Update 12.55 Uhr: Auch 25 Jahre nach dem Mauerfall sind nach Ansicht von Linke-Chefin Katja Kipping viele Hoffnungen der Ostdeutschen noch immer nicht erfüllt. Viele Menschen seien damals auf die Straße gegangen, weil sie nicht mehr überwacht werden wollten. Darauf warteten sie noch heute, kritisierte Kipping am Sonntag auf einem Landesparteitag der Berliner Linken. »Es gibt noch viel zu tun im Sinne einer Verwirklichung von Demokratie, Freiheit und Sozialismus.« Die Linke erinnerte auf ihrem Parteitag an die widersprüchliche Geschichte des 9. November in Deutschland, der nicht nur Jahrestag des Mauerfalls ist, sondern auch Jahrestag unter anderem der antisemitischen Pogromnacht von 1938. In einem emotionalen Vortrag gedachte Ellen Brombacher der Pogromopfer der Nazis. »Ich bin dankbar, dass wir nicht mitmachen, den 9. November auf nur ein Jubiläum zu reduzieren«, betonte Kipping.
Update 12.45 Uhr: Bundeskanzlerin Angela Merkel sieht den Mauerfall auch als Signal der Hoffnung für die Krisen- und Konfliktherde der Welt. »Wir können die Dinge zum Guten wenden - das ist die Botschaft des Mauerfalls«, sagte Merkel am Sonntag auf der zentralen Gedenkfeier zum 25. Jahrestag der Öffnung der Berliner Mauer. »Sie richtet sich besonders an die Menschen in der Ukraine, in Syrien und im Irak und in vielen anderen Regionen unserer Welt, in denen Freiheits- und Menschenrechte bedroht oder gar mit Füßen getreten werden.« Weitere Mauern könnten eingerissen werden, sagte Merkel - »Mauern der Diktatur, der Gewalt, der Ideologien, der Feindschaften«. Der Mauerfall habe gezeigt: »Träume können wahr werden. Nichts muss so bleiben wie es ist.«
Update 10.45: Mit einem ökumenischen Gottesdienst haben in Helmstedt die Feierlichkeiten von Niedersachsen und Sachsen-Anhalt zum 25. Jahrestag des Mauerfalls begonnen. An der Feier in der St. Stefani-Kirche nahmen am Sonntag die Ministerpräsidenten beider Länder, Stephan Weil (SPD) und Reiner Haseloff (CDU), teil.

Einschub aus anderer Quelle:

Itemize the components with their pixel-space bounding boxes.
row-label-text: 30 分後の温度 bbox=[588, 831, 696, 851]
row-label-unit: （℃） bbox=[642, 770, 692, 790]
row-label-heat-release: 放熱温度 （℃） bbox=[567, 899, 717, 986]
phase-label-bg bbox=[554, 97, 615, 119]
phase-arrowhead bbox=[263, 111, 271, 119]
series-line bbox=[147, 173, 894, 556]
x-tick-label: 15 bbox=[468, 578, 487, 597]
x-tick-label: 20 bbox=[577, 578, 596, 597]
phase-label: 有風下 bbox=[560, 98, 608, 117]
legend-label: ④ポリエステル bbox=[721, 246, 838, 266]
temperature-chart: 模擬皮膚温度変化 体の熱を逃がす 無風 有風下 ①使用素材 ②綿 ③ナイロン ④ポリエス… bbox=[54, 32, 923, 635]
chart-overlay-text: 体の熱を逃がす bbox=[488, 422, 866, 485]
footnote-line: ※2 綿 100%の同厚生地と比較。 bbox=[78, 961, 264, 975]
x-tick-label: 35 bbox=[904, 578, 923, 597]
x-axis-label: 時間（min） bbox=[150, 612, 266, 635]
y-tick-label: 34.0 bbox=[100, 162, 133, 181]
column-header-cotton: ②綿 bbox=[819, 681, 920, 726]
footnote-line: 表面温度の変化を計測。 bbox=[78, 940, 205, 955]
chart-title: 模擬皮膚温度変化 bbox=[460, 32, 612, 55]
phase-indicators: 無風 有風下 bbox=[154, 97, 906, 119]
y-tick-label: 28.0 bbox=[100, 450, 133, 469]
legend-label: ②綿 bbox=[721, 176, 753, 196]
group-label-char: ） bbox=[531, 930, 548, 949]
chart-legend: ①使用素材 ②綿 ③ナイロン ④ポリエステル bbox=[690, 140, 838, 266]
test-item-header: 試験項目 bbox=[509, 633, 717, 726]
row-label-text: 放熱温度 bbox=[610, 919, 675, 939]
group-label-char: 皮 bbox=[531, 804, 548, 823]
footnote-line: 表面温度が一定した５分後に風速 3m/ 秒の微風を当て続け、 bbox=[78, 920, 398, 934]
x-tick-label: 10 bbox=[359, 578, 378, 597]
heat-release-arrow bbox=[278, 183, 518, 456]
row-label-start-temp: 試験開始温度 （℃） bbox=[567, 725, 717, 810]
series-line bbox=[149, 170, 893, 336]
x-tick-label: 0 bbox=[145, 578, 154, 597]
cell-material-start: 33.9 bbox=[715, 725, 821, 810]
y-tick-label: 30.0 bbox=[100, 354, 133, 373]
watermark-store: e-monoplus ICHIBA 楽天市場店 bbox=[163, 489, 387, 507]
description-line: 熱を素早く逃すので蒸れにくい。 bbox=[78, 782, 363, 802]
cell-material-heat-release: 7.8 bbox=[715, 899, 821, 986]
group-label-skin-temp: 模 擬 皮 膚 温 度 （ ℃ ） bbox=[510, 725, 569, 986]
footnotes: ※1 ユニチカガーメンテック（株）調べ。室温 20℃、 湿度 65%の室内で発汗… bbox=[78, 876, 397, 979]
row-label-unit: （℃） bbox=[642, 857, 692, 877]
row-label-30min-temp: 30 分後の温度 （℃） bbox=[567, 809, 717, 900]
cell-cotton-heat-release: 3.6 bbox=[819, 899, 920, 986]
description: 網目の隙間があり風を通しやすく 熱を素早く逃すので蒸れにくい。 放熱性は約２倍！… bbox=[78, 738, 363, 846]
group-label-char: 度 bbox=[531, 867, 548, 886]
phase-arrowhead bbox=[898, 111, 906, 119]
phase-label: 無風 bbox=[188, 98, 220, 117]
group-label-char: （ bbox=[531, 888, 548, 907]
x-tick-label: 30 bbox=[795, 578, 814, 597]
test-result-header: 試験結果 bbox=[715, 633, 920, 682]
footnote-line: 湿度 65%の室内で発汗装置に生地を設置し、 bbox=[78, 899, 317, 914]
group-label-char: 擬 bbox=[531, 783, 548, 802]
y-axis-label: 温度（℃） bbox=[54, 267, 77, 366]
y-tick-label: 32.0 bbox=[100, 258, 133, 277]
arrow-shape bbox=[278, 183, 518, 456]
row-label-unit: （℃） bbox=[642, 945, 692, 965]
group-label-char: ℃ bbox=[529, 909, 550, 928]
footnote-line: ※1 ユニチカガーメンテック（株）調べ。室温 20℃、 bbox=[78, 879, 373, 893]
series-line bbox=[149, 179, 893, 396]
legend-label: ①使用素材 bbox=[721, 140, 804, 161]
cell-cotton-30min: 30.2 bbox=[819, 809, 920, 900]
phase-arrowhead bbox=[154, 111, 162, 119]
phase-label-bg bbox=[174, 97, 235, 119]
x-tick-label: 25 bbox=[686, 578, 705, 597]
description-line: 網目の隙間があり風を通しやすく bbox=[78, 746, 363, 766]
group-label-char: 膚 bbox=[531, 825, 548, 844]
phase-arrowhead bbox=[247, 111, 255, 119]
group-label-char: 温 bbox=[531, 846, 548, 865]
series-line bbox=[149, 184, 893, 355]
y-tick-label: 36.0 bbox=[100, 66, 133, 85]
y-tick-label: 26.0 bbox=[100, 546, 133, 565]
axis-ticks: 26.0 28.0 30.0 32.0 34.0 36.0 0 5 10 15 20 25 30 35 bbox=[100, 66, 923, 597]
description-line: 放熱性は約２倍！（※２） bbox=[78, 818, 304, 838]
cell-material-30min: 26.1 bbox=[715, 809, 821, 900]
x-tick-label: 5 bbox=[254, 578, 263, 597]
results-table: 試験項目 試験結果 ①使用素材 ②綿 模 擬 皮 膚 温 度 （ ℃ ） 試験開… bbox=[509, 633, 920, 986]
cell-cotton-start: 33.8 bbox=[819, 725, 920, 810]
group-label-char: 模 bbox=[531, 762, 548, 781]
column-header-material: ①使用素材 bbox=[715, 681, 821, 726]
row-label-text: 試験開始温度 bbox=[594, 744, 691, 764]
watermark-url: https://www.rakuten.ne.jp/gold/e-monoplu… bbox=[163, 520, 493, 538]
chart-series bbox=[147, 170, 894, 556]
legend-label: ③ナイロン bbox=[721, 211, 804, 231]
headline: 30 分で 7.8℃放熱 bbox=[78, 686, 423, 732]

Nach weiteren Programmpunkten wollten die beiden Politiker am Nachmittag an einem Gespräch mit Zeitzeugen in der Gedenkstätte Deutsche Teilung Marienborn teilnehmen. Die an der A2 gelegene Gedenkstätte erinnert an die frühere dortige Grenzübergangsstelle, die während des Kalten Krieges wichtigster Übergang an der innerdeutschen Grenze war. Allein von 1985 bis 1989 wurden hier 34,6 Millionen Reisende abgefertigt.
Offizielle Feierlichkeiten zum Mauerfall in Berlin und anderen Städten
Berlin. In der ehemals geteilten Hauptstadt haben am Sonntag die offiziellen Feierlichkeiten anlässlich des 25. Jahrestags des Mauerfalls im November 1989 begonnen. In zahlreichen Veranstaltungen wird am Sonntag an die Ereignisse des 9. Novembers 1989 und die Opfer der Teilung erinnert. Kanzlerin Angela Merkel war bei der zentralen Gedenkveranstaltung von Bund und Land in der Mauer-Gedenkstätte an der Bernauer Straße erwartet worden. Dort eröffnete die CDU-Politikerin am Vormittag eine neue Dauerausstellung zur Geschichte der Mauer, die die Stadt mehr als 28 Jahre lang teilte. Die Bernauer Straße galt jahrzehntelang als Symbol der Teilung. Nach dem Mauerbau 1961 gehörten die Häuser auf einer Straßenseite zum Osten, der Bürgersteig davor zum Westen.
Zuvor nahmen Merkel, Berlins Regierender Bürgermeister Klaus Wowereit (SPD) und Kulturstaatsministerin Monika Grütters (CDU) an einem ökumenischen Gottesdienst in der Kapelle der Versöhnung auf dem früheren Todesstreifen teil. Auch einstige DDR-Bürgerrechtler sowie zahlreiche Botschafter hatten ihr Kommen angesagt.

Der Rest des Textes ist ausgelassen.